Purely platonic, that’s how they’ve always been, until they’re not anymore and Jemma isn’t sure exactly what changes things, it’s so subtle that she hardly even notices until one night as they’re kissing each other goodbye (or is it hello) and she pulls back with a light laugh.

When Leo asks “what’s the matter,” she doesn’t answer him, not sure there are the right words for what she feels, but she kisses him again and that seems to do the trick.

Their lives move on, that whole mess with Centipede wraps up and everyone sort of slowly goes their own ways. Jemma likes to think that she’s had that adventure she so craved back during those long days crammed in a Sci-Ops lab. She misses her lab, and the stability of it – in the literally and the metaphorical sense.

She’s not sure what she had expected when she got back to a SHIELD lab, but seeing Leo moving into the other half of the lab, the hint of a grin on his face when she finally noticed that they were assigned to the same lab.

It all just felt right.

Maybe being something more than purely platonic wasn’t bad, as long as it didn’t end with them snogging in the middle of a lab and having everything go to ruin because they’re too busy making mooneyes at each other.

They just fit together, and that’s something she’s always known, they buy an apartment together and everything just seems so natural, the way they move around each other’s space.

That’s why Jemma doesn’t find anything out of ordinary about this night in particular. There’s a storm raging outside and unable to sleep through the roar of the thunder and the pounding of the rain upon the window frame they both ended up in the kitchen, drinking at two in the morning as they watched out the window.

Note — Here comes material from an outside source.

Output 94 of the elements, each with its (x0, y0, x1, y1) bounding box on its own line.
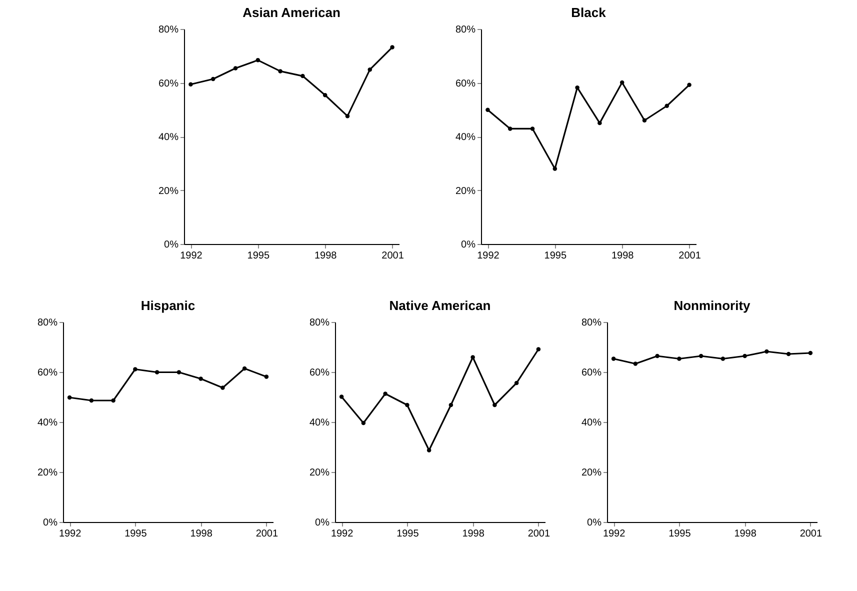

It’s one of those moment where everything feels just right, like a moment that seems like ages ago, sprawled out across a twin size bed staring up at posters of dinosaurs and drinking cheap champagne.

“I still don’t believe in happily ever after and love at first sight,” he starts, cheeks a bit flushed.

Jemma supposes she knows what’s coming.

 She knew what was coming weeks before when stuffing her hand into one of his favorite jackets she had found a small velvet box. Jemma had been anticipating for the last few weeks, she might have even accidently interrupted on of Skye’s undercover missions where she called her cell in order to freak out about the whole thing. The other woman has just laughed at her reminding her that technically they were already engaged.

Though while she had known that it would eventually happened, she had not realized that this was the exact moment until they were sitting together on the kitchen counter in their pajamas sipping wine out of coffee mugs, because Leo had yet to unpack their wine glasses and Jemma hasn’t felt like looking for them.

“But I was wondering,” Leo continues, and his voice is quiet barely a whisper over the sound of the rain, “if you might be interested in getting married, in a completely not platonic way.”

“You know,” she answers after the briefest of pauses, “I might just be interested in that.”